I call Charlie a few days later and tell him about my conversation with Dick. “It’s funny when you’re building those friendships in college, a lot of those friendships you carry through life. But you don’t get nearly as close … unless you know them later in life and really get to the guts of the matter and the person. And that’s the way it’s been with Dick and me.”
When Dick shared the news about his cancer a few years ago, Charlie was moved by the confidence Dick placed in him but was struck more by the way Dick lived all-out with the diagnosis. “Life hands you a bucket of rotten lemons,” Charlie says, “and it’s up to you whether you’re going to take the action to make it into lemonade or not. When I’m with Dick I see lemonade all the time. Life has handed him a real challenge with this cancer, and he has moved on.”

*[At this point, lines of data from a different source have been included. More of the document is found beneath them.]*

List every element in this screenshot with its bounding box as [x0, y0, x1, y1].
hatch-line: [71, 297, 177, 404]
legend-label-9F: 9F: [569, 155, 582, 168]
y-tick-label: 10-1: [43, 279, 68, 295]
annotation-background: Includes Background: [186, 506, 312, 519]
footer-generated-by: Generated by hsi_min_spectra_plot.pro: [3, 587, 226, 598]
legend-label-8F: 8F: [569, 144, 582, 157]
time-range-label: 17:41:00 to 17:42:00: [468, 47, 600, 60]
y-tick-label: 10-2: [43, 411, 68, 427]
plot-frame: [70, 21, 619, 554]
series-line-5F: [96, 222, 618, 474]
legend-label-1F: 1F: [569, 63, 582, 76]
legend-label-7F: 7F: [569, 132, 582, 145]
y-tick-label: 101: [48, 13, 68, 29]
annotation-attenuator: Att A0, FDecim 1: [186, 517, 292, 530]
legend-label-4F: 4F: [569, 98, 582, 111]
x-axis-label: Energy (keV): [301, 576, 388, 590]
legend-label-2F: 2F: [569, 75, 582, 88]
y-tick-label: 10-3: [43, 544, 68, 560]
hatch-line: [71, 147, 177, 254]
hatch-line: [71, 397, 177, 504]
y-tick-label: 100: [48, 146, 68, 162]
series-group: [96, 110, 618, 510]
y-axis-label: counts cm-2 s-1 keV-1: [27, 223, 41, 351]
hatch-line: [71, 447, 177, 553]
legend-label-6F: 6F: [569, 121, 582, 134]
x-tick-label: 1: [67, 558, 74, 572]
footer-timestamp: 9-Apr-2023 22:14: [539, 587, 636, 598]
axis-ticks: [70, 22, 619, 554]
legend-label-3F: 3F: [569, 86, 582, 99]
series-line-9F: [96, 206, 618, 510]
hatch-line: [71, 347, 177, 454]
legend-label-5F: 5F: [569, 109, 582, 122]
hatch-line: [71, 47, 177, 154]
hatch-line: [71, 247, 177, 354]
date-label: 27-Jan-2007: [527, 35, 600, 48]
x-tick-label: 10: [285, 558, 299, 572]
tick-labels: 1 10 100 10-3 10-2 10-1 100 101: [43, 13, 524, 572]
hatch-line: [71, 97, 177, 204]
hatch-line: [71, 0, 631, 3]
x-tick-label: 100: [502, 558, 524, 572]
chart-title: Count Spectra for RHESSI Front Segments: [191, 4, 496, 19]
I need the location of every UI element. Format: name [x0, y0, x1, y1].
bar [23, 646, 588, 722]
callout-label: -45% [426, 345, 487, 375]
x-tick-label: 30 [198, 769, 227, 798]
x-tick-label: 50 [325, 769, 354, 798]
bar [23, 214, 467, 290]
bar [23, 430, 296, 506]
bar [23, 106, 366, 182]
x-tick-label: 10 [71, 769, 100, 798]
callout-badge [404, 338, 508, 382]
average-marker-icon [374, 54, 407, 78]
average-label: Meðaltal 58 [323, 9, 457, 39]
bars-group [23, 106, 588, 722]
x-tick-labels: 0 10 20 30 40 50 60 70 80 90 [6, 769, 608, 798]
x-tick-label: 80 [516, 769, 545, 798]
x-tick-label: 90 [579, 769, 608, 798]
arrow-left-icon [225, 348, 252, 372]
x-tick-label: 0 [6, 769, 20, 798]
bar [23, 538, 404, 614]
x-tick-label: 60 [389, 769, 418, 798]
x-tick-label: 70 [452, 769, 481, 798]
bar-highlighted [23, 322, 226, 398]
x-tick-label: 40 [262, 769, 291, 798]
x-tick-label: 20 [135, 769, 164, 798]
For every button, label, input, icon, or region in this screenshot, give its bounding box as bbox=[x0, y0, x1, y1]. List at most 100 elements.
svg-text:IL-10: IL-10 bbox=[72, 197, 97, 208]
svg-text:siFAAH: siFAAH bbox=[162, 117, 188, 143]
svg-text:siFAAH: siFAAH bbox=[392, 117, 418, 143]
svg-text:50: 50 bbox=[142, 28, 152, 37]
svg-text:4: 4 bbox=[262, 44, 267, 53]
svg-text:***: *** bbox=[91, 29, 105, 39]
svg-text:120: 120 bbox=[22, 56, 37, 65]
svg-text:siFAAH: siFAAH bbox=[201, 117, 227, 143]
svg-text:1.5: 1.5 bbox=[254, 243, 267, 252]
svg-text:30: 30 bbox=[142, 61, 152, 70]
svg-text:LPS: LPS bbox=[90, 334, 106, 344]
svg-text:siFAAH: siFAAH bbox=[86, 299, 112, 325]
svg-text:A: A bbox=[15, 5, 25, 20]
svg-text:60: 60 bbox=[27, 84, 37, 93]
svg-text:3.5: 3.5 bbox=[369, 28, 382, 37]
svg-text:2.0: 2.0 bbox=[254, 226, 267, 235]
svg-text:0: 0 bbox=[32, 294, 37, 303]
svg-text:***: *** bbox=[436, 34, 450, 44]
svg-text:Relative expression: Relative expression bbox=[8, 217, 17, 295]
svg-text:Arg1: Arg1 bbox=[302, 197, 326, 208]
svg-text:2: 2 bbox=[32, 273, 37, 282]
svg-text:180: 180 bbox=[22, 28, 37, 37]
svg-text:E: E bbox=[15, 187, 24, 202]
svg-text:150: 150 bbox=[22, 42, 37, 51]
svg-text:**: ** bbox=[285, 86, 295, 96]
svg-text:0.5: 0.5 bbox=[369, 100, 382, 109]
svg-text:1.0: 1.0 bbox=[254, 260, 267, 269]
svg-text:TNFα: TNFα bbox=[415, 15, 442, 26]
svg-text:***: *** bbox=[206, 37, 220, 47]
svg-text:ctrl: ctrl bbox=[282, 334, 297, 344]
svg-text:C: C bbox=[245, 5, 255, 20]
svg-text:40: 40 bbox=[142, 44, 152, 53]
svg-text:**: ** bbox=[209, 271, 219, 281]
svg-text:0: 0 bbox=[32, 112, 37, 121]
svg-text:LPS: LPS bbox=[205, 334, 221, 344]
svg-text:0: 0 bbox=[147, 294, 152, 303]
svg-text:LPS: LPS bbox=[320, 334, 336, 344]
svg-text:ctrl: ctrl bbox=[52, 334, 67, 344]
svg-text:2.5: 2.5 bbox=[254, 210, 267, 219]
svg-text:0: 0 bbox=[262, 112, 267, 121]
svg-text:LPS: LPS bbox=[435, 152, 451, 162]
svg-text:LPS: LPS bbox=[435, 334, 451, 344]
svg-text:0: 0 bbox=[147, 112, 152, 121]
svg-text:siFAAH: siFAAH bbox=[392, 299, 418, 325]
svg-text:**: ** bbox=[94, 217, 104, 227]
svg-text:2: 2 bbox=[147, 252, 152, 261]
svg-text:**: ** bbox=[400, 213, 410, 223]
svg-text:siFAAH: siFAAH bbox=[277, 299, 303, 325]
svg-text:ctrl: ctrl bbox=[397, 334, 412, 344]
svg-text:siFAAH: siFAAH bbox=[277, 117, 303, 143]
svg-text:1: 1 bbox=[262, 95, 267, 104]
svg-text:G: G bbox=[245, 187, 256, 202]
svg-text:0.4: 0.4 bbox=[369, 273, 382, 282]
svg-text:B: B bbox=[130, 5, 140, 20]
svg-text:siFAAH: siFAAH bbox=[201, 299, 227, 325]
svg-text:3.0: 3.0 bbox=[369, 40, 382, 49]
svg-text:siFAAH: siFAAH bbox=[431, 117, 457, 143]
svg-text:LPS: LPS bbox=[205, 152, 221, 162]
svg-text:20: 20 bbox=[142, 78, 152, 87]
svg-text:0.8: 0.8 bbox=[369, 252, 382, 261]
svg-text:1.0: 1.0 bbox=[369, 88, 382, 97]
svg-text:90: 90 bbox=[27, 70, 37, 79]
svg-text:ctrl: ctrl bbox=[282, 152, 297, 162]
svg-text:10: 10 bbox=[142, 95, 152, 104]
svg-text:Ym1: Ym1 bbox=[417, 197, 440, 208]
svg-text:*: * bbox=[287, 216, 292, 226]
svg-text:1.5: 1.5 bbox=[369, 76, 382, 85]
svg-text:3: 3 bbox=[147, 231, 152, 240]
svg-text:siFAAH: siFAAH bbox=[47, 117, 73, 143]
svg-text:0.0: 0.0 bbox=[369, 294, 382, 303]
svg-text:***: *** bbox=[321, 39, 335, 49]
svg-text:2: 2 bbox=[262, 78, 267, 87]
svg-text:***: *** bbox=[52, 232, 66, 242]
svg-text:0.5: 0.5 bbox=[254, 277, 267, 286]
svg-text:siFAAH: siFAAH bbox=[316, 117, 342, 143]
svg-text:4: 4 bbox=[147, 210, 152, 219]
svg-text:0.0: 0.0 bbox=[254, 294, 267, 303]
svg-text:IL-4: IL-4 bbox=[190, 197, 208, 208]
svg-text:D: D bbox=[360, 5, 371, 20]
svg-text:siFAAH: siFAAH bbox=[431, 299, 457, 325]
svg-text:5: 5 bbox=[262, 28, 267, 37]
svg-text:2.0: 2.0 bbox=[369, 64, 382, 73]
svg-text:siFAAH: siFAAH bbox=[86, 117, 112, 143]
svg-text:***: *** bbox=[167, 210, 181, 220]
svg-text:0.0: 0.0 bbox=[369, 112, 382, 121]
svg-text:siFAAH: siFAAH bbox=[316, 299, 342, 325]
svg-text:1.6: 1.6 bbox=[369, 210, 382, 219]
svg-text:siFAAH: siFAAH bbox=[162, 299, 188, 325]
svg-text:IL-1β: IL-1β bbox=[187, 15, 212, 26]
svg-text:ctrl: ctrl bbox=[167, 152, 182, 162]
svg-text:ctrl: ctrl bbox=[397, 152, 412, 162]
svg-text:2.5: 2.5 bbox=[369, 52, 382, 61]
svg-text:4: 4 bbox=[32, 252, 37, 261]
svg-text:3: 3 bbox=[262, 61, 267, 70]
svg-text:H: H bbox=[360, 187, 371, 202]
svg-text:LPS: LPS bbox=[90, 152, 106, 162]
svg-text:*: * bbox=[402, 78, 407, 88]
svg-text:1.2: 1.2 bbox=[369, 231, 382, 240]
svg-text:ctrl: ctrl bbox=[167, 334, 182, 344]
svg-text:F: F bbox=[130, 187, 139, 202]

As Charlie sees it, there is a larger plan at work. “When you’re suffering — no matter the degree of it, no matter what kind — you want to have somebody with a hand on your shoulder saying, ‘I understand. I’m here with you, and if you need me I’m right here.’ I just think that’s why we’re all put here. …”
“Yeah, we were college roommates, but we’re a lot closer than we ever were in college. … Our really deep friendship has developed since painting. Painting is an excuse for us to get together.”
Dick has been away in the Northeast for nine days and won’t return until the following week. Charlie has been missing him and their conversations. Charlie says, “I know exactly what’s going to happen. He’s going to come over with his canvas and all his brushes and paints and we’ll never make it upstairs.”
Charlie’s 50th reunion at Broughton High School. The painting workshop in Maine. The Demon Deacons football season. There will be ever so much to talk about.